JERUSALEM — Israeli Prime Minister Benjamin Netanyahu vowed on Wednesday that construction would continue unabated in all of Jerusalem, as he addressed a ceremony marking the 43rd anniversary of Israel's capture of the city's Arab eastern sector.
"You can't flourish in a divided city and a flourishing city can't be divided or frozen," Netanyahu said. "We will continue to build and develop ourselves in Jerusalem."
The Palestinians have warned that continued construction in Jewish settlements in annexed Arab east Jerusalem will torpedo newly launched indirect peace talks which are being brokered by the United States.
They want to make east Jerusalem the capital of their promised state but Israel, which captured it in the 1967 Middle East war and then annexed it in a move not recognised by the international community, lays claim to the entire city as its "eternal, indivisible capital."
Each year, Israelis celebrate the anniversary, known as "Jerusalem Day", with parties, parades and solemn ceremony.
Festivities kicked off at sundown on Tuesday with an open-air concert by US funk band "Kool and the Gang" and continued through the night with prayers and gatherings.
Security was tight, with thousands of police deployed across the city to ensure the festivities went off without a hitch.
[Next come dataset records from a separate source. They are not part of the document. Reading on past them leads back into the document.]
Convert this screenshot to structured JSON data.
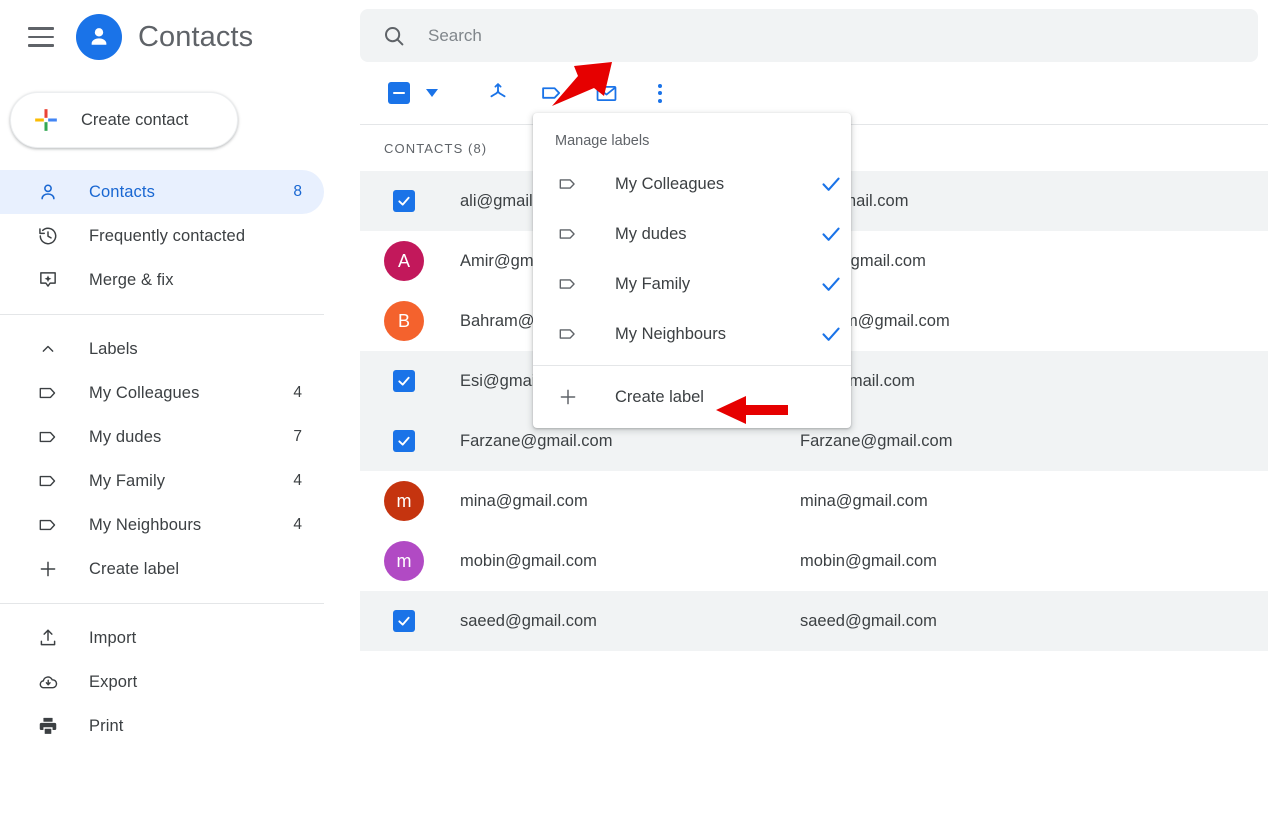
{
  "app": {
    "title": "Contacts",
    "menu_icon": "hamburger-icon",
    "logo_icon": "contacts-person-logo"
  },
  "sidebar": {
    "create_contact": {
      "label": "Create contact",
      "icon": "plus-icon"
    },
    "nav": [
      {
        "label": "Contacts",
        "count": "8",
        "icon": "person-icon",
        "active": true
      },
      {
        "label": "Frequently contacted",
        "count": "",
        "icon": "history-icon",
        "active": false
      },
      {
        "label": "Merge & fix",
        "count": "",
        "icon": "merge-fix-icon",
        "active": false
      }
    ],
    "labels_header": {
      "label": "Labels",
      "icon": "chevron-up-icon"
    },
    "labels": [
      {
        "label": "My Colleagues",
        "count": "4",
        "icon": "label-tag-icon"
      },
      {
        "label": "My dudes",
        "count": "7",
        "icon": "label-tag-icon"
      },
      {
        "label": "My Family",
        "count": "4",
        "icon": "label-tag-icon"
      },
      {
        "label": "My Neighbours",
        "count": "4",
        "icon": "label-tag-icon"
      }
    ],
    "create_label": {
      "label": "Create label",
      "icon": "plus-icon"
    },
    "actions": [
      {
        "label": "Import",
        "icon": "import-upload-icon"
      },
      {
        "label": "Export",
        "icon": "export-cloud-download-icon"
      },
      {
        "label": "Print",
        "icon": "printer-icon"
      }
    ]
  },
  "search": {
    "placeholder": "Search",
    "value": "",
    "icon": "search-icon"
  },
  "toolbar": {
    "select_all_state": "indeterminate",
    "select_all_icon": "checkbox-indeterminate-icon",
    "dropdown_icon": "caret-down-icon",
    "buttons": [
      {
        "name": "merge-button",
        "icon": "merge-icon"
      },
      {
        "name": "manage-labels-button",
        "icon": "label-tag-icon"
      },
      {
        "name": "send-email-button",
        "icon": "envelope-icon"
      },
      {
        "name": "more-options-button",
        "icon": "kebab-menu-icon"
      }
    ]
  },
  "list": {
    "header": "CONTACTS (8)",
    "rows": [
      {
        "name": "ali@gmail.com",
        "email": "ali@gmail.com",
        "selected": true,
        "avatar_letter": "",
        "avatar_color": ""
      },
      {
        "name": "Amir@gmail.com",
        "email": "Amir@gmail.com",
        "selected": false,
        "avatar_letter": "A",
        "avatar_color": "#c2185b"
      },
      {
        "name": "Bahram@gmail.com",
        "email": "Bahram@gmail.com",
        "selected": false,
        "avatar_letter": "B",
        "avatar_color": "#f4622d"
      },
      {
        "name": "Esi@gmail.com",
        "email": "Esi@gmail.com",
        "selected": true,
        "avatar_letter": "",
        "avatar_color": ""
      },
      {
        "name": "Farzane@gmail.com",
        "email": "Farzane@gmail.com",
        "selected": true,
        "avatar_letter": "",
        "avatar_color": ""
      },
      {
        "name": "mina@gmail.com",
        "email": "mina@gmail.com",
        "selected": false,
        "avatar_letter": "m",
        "avatar_color": "#c5340f"
      },
      {
        "name": "mobin@gmail.com",
        "email": "mobin@gmail.com",
        "selected": false,
        "avatar_letter": "m",
        "avatar_color": "#b14ac4"
      },
      {
        "name": "saeed@gmail.com",
        "email": "saeed@gmail.com",
        "selected": true,
        "avatar_letter": "",
        "avatar_color": ""
      }
    ]
  },
  "labels_menu": {
    "title": "Manage labels",
    "items": [
      {
        "label": "My Colleagues",
        "checked": true,
        "icon": "label-tag-icon"
      },
      {
        "label": "My dudes",
        "checked": true,
        "icon": "label-tag-icon"
      },
      {
        "label": "My Family",
        "checked": true,
        "icon": "label-tag-icon"
      },
      {
        "label": "My Neighbours",
        "checked": true,
        "icon": "label-tag-icon"
      }
    ],
    "create": {
      "label": "Create label",
      "icon": "plus-icon"
    }
  },
  "annotations": {
    "arrow_color": "#e60000",
    "arrow_toolbar_target": "manage-labels-button",
    "arrow_create_target": "create-label-menu-item"
  },
  "colors": {
    "accent_blue": "#1a73e8",
    "active_pill": "#e8f0fe",
    "row_selected": "#f1f3f4",
    "text_primary": "#3c4043",
    "text_secondary": "#5f6368"
  }
}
"Several thousands of police and border police have been mobilised, with the deployment of forces particularly high in the Old City," police spokesman Micky Rosenfeld told AFP.
On Wednesday, thousands of people, mostly nationalist-religious Jews, marched through Jerusalem to the Western Wall, one of the holiest sites in Judaism.
Netanyahu spoke in an evening memorial ceremony, attended by President Shimon Peres and other officials, at Ammunition Hill where Israeli troops fought a fierce battle with Jordanian forces in 1967.
Tensions in and around Jerusalem have soared in recent months over the deeply controversial issue of Jewish construction in east Jerusalem.
Despite US assurances to the Palestinians that Israel would freeze some settlement activity in the eastern sector for the next two years, Israel has denied making any such commitment.
"There is no agreement about freezing building in east Jerusalem and normal life in Jerusalem will continue as in every other city in Israel," Foreign Minister Avigdor Lieberman told journalists during a visit to Tokyo.
Jerusalem Mayor Nir Barkat also insisted that there would be no halt to construction in the "united and undivided" Holy City.
"The municipal borders of Jerusalem are not negotiable and building will continue across all of the city under Israeli sovereignty," Barkat told army radio.
Israel marks Jerusalem Day in accordance with the Hebrew calendar.
It captured east Jerusalem on June 7, 1967, the third day of the Six-Day War, and unilaterally annexed it.
In 1980, Israel passed a law declaring Jerusalem its "eternal and indivisible" capital.
Israeli human rights groups say the Holy City is sharply divided and that Palestinian residents suffer from discrimination.
Jewish settlements and the status of Jerusalem are among the thorniest issues in the Middle East peace process.